Where can you apply synthetic data?
Synthetic data has a lot of purposes. At the moment, there are two major fields of synthetic data: computer vision and tabular data.
Computer vision is when an AI algorithm is used to detect objects and patterns in images. Cameras are increasingly used in many industries, from automotive, to drones, to medicine.
Synthetic data combining with more advanced AI means that the technology of computer vision is just getting started.
Another use of synthetic data is in tabular data. Tabular synthetic data gets a lot of attention from researchers. MIT researchers recently released the Synthetic Data Vault, a collection of open source tools for spreadsheet-based synthetic data.
Health and privacy data are particularly ripe for a synthetic approach. These fields are highly restricted by privacy laws. Synthetic data can help researchers get the data they need without violating people’s privacy.
As new tools and tutorials are released, synthetic data will be able to play a larger and larger role in the development of AI.

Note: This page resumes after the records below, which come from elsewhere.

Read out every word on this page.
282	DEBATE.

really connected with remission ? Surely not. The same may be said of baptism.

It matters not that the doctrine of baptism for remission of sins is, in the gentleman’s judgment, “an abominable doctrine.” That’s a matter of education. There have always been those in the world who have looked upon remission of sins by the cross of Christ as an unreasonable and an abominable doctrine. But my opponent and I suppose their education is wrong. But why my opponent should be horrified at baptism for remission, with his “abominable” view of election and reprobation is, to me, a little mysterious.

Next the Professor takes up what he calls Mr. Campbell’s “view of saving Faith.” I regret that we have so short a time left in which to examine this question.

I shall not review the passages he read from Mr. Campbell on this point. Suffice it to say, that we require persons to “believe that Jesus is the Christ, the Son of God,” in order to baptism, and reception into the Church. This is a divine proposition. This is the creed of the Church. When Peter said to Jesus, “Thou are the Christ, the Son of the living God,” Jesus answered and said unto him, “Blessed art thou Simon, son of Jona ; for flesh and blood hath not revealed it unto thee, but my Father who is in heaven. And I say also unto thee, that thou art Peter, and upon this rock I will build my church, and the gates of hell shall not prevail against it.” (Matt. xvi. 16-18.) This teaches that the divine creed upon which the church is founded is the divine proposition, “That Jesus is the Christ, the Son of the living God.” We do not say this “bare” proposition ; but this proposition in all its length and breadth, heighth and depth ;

High quantity data, dangerous collection of real data, and perfect annotation are the three big reasons to use synthetic data.
If you want to check out a real product, my partners and I released a free plugin for Unreal Engine to make it easier to generate synthetic data.
There are a lot of other tools to generate synthetic data. Whichever you choose, synthetic data can be a great way to get training data, and will likely be a big moving force for the next generation of AI.